Question: What attracted you to the field of Acupuncture and Oriental Medicine?

JudyKodelaBigAnswer: My ideas on health & medicine were never conventional, so when it came to my own health, I looked for options outside of western medicine. When I started taking Taiji class (Taiji (Tai Chi) is a healing martial art that combines many martial arts movements with Qi (energy) circulation, breathing, and stretching techniques) in 1992 it felt amazingly natural to me and I realized there was much more to it, especially when my own health was improving. This led me to intensive training in Qigong healing & therapy.(more amazingly, I felt that I was ‘remembering’ vs learning it) During this time I also had some acupuncture treatments that gave me relief from chronic allergies. I realized that I wanted to be the person that could help others using the system of Acupuncture & Qigong so acupuncture school was the next obvious step in completing my studies.


Question: What would you tell someone who is thinking about applying for certification with the NCCAOM®?

Answer: Since most states requires NCCAOM certification for licensing, it’s the obvious necessity. Patients also seem to be more assured and impressed that you part of a national organization for the profession and have passed a certifying exam.

Question: What do you think are the most beneficial aspects and challenging aspects of your field?

Answer: In a business sense, our field allows the opportunity to be your own boss and be responsible for your own success. As long as you’re able to run a business, this can be much less stressful than most jobs. If you are not very business minded, it can be challenging to handle your advertising, marketing and overall practice management. In a clinical sense, what could be more rewarding than improving people’s health….especially when other means have failed them?

Question: What do you wish other people knew about the fields of Acupuncture & Oriental medicine?

Answer: That Acupuncture and Oriental Medicine is a complete health system, able to treat a multitude of conditions. I love it when a patient comes in with a series of “unrelated” problems and I can not only make sense of things for them, but also relieve most of the complaints simultaneously.
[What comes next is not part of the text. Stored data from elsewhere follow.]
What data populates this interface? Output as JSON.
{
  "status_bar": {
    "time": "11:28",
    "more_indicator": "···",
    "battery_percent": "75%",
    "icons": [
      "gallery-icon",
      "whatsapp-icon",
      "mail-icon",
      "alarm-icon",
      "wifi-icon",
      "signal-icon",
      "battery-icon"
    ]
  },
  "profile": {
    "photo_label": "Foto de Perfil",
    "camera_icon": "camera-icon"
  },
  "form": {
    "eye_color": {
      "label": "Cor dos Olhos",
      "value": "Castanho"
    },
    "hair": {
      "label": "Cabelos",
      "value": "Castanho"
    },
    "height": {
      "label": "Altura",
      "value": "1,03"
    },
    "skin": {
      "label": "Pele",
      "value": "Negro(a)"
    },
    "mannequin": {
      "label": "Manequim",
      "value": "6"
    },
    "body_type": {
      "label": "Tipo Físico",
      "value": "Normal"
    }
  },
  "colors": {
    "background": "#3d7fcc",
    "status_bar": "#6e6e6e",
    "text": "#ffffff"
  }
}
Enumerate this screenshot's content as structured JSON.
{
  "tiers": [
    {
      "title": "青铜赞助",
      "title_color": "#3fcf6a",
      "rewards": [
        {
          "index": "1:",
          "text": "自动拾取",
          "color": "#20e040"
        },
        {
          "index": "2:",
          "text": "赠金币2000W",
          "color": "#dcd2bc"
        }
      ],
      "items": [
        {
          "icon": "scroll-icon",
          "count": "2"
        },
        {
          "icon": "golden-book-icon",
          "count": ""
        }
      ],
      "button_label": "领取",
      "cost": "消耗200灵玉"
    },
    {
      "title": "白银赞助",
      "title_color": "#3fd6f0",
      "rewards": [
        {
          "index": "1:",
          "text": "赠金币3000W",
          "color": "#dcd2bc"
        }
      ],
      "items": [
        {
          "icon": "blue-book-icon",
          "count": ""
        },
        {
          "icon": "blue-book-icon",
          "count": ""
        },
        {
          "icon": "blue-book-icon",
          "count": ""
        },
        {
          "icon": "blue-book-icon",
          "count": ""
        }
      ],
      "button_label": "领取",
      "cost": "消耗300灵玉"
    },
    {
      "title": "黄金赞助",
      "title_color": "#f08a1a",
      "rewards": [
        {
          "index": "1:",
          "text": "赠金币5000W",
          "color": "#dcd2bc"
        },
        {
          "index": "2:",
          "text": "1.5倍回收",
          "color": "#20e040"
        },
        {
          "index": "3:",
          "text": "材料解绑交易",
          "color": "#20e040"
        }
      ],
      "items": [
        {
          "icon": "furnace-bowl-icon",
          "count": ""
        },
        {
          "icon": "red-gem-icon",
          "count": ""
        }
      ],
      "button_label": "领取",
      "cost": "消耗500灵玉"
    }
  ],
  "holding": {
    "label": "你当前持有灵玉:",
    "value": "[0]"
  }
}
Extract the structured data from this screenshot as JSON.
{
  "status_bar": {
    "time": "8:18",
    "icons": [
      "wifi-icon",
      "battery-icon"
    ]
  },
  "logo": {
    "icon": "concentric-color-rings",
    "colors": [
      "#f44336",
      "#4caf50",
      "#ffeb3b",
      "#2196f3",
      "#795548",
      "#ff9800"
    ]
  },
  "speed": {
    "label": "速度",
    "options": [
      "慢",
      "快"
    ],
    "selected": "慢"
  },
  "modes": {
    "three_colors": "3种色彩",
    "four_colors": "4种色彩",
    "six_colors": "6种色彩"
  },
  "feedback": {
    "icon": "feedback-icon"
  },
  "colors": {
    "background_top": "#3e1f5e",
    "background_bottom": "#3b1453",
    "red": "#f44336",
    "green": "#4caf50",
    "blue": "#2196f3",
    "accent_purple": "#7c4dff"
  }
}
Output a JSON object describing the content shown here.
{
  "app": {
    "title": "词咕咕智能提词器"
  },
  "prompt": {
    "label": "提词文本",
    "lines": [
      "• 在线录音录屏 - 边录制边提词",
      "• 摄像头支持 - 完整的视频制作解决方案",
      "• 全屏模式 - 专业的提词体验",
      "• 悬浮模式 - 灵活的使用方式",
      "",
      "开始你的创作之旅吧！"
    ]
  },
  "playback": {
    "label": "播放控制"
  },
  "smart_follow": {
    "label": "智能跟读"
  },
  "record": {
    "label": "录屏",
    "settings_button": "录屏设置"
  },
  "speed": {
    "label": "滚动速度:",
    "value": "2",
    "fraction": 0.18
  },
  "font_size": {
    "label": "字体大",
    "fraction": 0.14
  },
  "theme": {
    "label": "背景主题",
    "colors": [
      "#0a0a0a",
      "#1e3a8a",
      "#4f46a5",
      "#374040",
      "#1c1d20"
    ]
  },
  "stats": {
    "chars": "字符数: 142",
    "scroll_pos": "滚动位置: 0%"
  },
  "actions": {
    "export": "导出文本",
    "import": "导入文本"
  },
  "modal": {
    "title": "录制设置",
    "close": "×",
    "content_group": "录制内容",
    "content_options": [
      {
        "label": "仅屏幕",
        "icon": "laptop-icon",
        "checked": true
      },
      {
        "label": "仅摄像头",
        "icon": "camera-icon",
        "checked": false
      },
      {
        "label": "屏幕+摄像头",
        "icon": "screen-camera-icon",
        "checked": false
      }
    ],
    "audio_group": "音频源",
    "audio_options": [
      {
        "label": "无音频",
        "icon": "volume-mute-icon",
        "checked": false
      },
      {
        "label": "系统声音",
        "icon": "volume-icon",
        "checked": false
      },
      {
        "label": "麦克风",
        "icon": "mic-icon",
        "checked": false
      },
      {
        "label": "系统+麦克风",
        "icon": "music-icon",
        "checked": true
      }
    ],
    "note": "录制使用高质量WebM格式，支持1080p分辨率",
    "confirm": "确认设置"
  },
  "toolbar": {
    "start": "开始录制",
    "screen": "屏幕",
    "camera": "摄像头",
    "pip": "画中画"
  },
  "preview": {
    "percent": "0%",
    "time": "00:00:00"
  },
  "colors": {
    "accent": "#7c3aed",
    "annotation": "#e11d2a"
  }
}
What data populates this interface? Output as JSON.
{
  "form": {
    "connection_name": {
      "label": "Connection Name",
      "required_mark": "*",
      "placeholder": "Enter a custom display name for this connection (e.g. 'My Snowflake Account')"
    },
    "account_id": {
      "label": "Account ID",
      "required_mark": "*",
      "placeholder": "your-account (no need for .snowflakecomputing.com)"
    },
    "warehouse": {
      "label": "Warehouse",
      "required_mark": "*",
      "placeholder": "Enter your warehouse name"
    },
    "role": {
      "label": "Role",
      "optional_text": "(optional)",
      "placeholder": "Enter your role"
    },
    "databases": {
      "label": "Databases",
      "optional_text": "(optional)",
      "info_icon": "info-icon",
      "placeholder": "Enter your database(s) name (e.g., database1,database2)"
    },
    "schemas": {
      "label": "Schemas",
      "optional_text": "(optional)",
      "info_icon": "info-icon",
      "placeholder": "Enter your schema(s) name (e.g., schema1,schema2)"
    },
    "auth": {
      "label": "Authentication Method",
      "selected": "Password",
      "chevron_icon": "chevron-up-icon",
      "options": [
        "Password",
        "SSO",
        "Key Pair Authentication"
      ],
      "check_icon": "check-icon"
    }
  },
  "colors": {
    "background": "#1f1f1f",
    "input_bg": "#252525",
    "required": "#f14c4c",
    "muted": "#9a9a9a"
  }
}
TCM is such a natural form of medicine ….it would be wonderful for people to know that. If the general public knew that many of their health issues could be relieved without medication, acupuncture and Oriental medicine would have the potential to really change health care in this country.

Question: Where do you practice?

Answer: My husband, Clarence Lu, and I have a practice—The Acupuncture Office– in Latham, NY. (Albany area).

Question: Is there a particular specialty or interest as part of your practice (OBGYN, Orthopedics)

Answer: Although I treat a wide range of problems, I have a few main areas in which I excel…. muscular-skeletal problems, immune/auto-immune related conditions, and menstrual/menopausal issues. I’ve been so fortunate to study with Ken Andes, learning his Yintang Therapeutics system, as it has really advanced my practice in these areas.

Question: As an acupuncturist, what trends do you see in your profession?


1. Specialization. Luckily, the majority of Acupuncturists still promote a general practice. While specializing provides the option for patients looking to manage their individual complaint, it also detracts from the beauty of our system being holistic. I just wouldn’t want Acupuncture and Oriental Medicine to go in the same direction as western medicine in being so compartmentalized.

2. Inclusion/acceptance by western medicine. There is more integration into conventional healthcare, whether in clinics, major institutions or cancer treatment centers. Also, over the years, we have more MD’s who refer patients to our practice.

3. Unfortunately, the ‘inclusion’ also means other professions performing acupuncture with limited training.

Question: What might someone be surprised to know about you?

Answer: Even though I never met them, I feel that I received special ”gifts” from my grandparents. My mother’s father was a spiritual healer in Canada and my father’s mother, in Hungary, helped those in her village with herbal medicine. This background, along with my knowledge and training, inspires me in treating patients.

Question: What do you do when you aren’t working?

Answer: I like to keep it balanced with activity/socializing/relaxing/excitement: This means working on the house, dancing, spending time with family and either watching a movie or traveling with Clarence. Iceland was one of our favorites so far!

Question: Why did you think that it was important to complete Diplomate Demographic survey?

Answer: In any type of business, you need to know the type of customers you serve and some specifics about them. We are the ‘customers’ of the NCCAOM, so in order for the organization to serve us effectively, they need information and occasional updates from us.